In Vakil's "the rising sea" book, the base gluability axiom is defined as:
"(Let $F$ be a sheaf on base {$B_i$}) If $B = \cup B_i$, and we have $f_i \in F(B_i)$ such that $f_i$ agrees with $f_j$ on any basic open set contained in $B_i \cap B_j$ (i.e.,$res_{B_i,B_k}f_i = res_{B_j,B_k}f_j$ for all $B_k \subset B_i \cap B_j$) then there exists $f \in F(B)$ such that $res_{B,B_i}f = f_i$ for all i."
Why the base gluability axiom require the condition "for any basic open set contained in $B_i \cap B_j$" but not "it exists one basic open set contained in $B_i \cap B_j$"?
What if we replace "any" by "one"?
Notice that we only use the "one" condition to prove the extension problem of base sheaf, rather the "any" condition.
When we replace for "any" by "one", then there will be situations where the data $(B_i,f_i)$ satisfies the condition even though you can not glue them.
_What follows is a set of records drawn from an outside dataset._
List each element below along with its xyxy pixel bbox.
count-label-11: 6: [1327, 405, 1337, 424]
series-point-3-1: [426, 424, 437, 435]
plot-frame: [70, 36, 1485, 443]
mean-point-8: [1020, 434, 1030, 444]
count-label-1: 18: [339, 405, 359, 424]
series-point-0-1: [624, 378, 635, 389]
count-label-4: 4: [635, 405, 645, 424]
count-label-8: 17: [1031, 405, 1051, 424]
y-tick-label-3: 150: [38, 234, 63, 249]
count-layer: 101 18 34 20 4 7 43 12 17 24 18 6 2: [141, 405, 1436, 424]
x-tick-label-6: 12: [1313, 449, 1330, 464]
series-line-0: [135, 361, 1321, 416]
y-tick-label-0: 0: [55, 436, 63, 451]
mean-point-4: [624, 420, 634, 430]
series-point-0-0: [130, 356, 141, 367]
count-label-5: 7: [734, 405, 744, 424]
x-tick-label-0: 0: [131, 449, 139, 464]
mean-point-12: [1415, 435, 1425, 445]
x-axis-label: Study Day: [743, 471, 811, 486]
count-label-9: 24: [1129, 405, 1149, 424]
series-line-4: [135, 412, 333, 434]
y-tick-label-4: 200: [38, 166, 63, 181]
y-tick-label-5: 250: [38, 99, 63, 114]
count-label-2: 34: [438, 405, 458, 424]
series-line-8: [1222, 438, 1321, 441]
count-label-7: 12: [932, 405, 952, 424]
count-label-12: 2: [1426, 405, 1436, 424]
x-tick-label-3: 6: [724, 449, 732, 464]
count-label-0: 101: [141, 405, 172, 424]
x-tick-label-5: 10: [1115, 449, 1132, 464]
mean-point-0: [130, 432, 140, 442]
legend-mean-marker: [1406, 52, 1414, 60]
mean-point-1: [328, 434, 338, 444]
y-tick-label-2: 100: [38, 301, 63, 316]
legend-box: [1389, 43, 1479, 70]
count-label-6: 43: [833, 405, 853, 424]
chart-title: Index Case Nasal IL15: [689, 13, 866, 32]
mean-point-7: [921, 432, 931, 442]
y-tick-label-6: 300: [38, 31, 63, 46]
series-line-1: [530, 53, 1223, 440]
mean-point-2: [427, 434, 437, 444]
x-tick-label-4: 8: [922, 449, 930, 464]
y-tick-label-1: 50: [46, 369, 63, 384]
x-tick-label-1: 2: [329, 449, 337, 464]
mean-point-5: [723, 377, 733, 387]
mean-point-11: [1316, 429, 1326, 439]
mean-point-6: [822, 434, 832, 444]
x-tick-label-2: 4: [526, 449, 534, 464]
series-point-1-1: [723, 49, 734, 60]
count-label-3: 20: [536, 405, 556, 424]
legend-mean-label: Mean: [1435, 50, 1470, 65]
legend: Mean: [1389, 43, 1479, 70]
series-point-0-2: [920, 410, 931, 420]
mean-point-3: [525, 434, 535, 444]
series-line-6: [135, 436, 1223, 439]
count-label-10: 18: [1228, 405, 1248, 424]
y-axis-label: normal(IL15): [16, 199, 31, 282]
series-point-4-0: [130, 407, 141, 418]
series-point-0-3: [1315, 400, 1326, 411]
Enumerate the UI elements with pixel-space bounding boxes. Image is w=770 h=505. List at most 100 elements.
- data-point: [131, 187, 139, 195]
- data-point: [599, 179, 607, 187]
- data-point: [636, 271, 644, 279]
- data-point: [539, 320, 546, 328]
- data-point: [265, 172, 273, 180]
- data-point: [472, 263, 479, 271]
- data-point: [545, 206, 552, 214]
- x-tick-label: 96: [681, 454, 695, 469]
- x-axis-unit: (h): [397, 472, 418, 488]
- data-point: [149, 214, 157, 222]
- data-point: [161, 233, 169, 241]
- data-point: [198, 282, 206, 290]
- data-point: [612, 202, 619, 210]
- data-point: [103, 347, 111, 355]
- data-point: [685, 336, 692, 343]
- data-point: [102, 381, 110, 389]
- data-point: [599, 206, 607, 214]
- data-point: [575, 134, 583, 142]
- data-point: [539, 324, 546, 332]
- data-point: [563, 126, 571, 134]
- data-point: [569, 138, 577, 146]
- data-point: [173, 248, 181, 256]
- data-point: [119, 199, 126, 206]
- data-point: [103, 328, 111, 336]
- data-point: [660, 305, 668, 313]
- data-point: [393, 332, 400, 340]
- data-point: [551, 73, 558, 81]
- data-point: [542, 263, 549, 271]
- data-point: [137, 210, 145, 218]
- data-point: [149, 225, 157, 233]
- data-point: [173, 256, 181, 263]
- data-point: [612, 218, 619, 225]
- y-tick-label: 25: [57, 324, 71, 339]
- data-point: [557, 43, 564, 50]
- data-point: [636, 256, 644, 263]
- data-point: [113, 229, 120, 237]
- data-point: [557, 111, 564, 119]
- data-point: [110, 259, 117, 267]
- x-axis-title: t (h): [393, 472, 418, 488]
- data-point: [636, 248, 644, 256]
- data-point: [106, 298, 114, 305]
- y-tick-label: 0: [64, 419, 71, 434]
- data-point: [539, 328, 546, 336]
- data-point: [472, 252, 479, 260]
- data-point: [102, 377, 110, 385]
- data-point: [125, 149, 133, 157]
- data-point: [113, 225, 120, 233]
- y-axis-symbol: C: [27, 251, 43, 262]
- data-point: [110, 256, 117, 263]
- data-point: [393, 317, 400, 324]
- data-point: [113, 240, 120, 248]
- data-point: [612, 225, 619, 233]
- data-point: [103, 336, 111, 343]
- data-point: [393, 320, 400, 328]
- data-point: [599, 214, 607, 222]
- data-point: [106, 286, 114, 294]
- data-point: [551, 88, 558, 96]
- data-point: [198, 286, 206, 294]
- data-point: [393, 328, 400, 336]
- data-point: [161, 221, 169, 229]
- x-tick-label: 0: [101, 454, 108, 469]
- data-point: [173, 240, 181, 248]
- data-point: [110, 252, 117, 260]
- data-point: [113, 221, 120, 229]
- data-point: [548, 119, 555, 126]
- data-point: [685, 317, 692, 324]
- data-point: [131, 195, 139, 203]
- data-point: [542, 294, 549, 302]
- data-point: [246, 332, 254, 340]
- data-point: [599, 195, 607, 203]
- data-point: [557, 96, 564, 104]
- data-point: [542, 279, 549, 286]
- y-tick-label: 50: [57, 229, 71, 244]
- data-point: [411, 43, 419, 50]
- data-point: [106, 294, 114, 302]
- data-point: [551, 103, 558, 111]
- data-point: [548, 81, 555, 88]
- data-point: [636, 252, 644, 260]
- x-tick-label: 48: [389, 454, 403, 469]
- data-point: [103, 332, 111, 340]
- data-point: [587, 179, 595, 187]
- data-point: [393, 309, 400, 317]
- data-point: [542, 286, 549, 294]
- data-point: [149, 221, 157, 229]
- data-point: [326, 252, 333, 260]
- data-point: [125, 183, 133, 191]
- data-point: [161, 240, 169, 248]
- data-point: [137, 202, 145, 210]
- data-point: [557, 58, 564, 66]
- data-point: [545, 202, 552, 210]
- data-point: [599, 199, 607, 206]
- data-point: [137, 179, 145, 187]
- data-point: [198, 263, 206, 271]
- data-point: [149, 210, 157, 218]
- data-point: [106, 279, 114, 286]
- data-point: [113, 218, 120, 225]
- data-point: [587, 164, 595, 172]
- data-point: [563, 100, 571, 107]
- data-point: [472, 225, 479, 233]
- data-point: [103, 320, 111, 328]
E.g. consider the topological space $\mathbb R$ which its standard topology. That topology has a basis consisting of open intervals. Let $F$ be the presheaf of functions on $\mathbb R$. This means that for each open subset $U$ of $\mathbb R$ the set $F(U)$ is the set of all set-theoretic functions $U\to \mathbb R$. Consider $B_1 = (-\infty,1)$ and $B_2=(-1,+\infty)$. Then $B = B_1\cup B_2 = \mathbb R$. Let $f_1$ be the function $f_1\in F(B_1)$ which is zero everywhere, except at the origin where $f_1(0) = 1$. Let $f_2\in F(B_2)$ be the function which is zero everywhere, except at the origin, where $f_2(0) = -1$.
Now $f_1$ and $f_2$ agree on some basic open subset contained in $B_1\cap B_2 = (-1,1)$, for example on $(0,1)$, but not on all of them. You also see that $f_1$ and $f_2$ can not possibly be glued to a function $f$ on $B_1\cup B_2$. So with your definition the presheaf $F$ would not be a sheaf.